Will Thomas Bach play a role? Probably. The first clue is that the former fencer gave a frank answer to Sport Bild magazine about a possible German bid. Asked if he thought it was conceivable that Germany would bid again 100 years after the Nazi Games in Berlin in 1936 and perhaps even win the bid, Thomas Bach replied: “Yes“.
Then, when asked to elaborate on his answer, he explained: “It would not be viewed so negatively at international level. Of course there would be criticism, and there would be criticism from the other candidates. But from an international point of view, these 1936 Games will not be blamed on Germany. They could even be a sign, as Munich was. At the time, the 1936 Games were not blamed on us either. This opportunity would also arise in 2036. I wouldn’t see any real obstacle in the date.”
Thomas Bach’s message is clear: Germany can consider a bid for the Summer Games in 2036 without fear of being plagued by the dark memory of Berlin 1936. It can take its chances. The IOC President elaborates in the interview: Germany should not only think about a bid, it should act on it. “Because the Olympic Games are still the event that brings the whole world together in one place,” he explains. The event that gives German athletes the chance to celebrate the Olympic Games at home. And to celebrate with the population, as we experienced in 2006 during the football World Cup.
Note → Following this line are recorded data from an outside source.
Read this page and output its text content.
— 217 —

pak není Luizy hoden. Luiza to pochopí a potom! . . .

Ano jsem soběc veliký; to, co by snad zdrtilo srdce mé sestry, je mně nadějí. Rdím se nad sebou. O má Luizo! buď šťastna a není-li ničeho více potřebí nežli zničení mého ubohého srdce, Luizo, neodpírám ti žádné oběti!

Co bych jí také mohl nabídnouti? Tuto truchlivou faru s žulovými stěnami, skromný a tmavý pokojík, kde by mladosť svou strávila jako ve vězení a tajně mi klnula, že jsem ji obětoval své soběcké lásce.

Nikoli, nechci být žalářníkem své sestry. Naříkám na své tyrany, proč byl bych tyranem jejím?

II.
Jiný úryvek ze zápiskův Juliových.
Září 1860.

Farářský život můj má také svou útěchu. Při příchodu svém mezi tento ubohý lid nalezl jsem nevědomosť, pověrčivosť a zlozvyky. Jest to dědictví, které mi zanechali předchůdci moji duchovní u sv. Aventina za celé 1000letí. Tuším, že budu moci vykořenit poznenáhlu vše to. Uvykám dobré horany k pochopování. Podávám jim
The interview with Sport Bild, which was conducted on the sidelines of the recent world slalom canoeing championships in Augsburg, also touched on the conflict in Ukraine. The German leader reiterated his wish that Russian and Belarusian athletes remain banned by the international federations.
But he takes a clear stand against the decision of the British authorities to exclude them from the last Wimbledon tennis tournament. “This is totally against our rules and our mission. Tomorrow, governments will decide that athletes from this or that country are not welcome either. Sport would then become part of the system of sanctions and counter-sanctions that is very common at the moment.”
On the question of UN human rights standards, which are still absent from the Olympic award process, the IOC president announced a forthcoming change. “I can ask for a little patience,” replied Thomas Bach. We are already applying these standards, and we are currently in the final phase of discussions on our overall human rights strategy. If the discussions we are currently having with various NGOs go as I hope, we will be able to adopt this strategy in its entirety in the next few weeks.”
On a more personal note, Thomas Bach explains that he cannot run because of hip and back problems, painful memories from his fencing career, but has recently discovered mountain hiking. “If a trail is advertised for four hours, I want to do it in two and a half hours maximum,” he says. “I need to be challenged, to sweat, to breathe, to feel the exhaustion. But my colleagues are not very happy when I work out, because they know: That’s where he always comes back with his ideas.”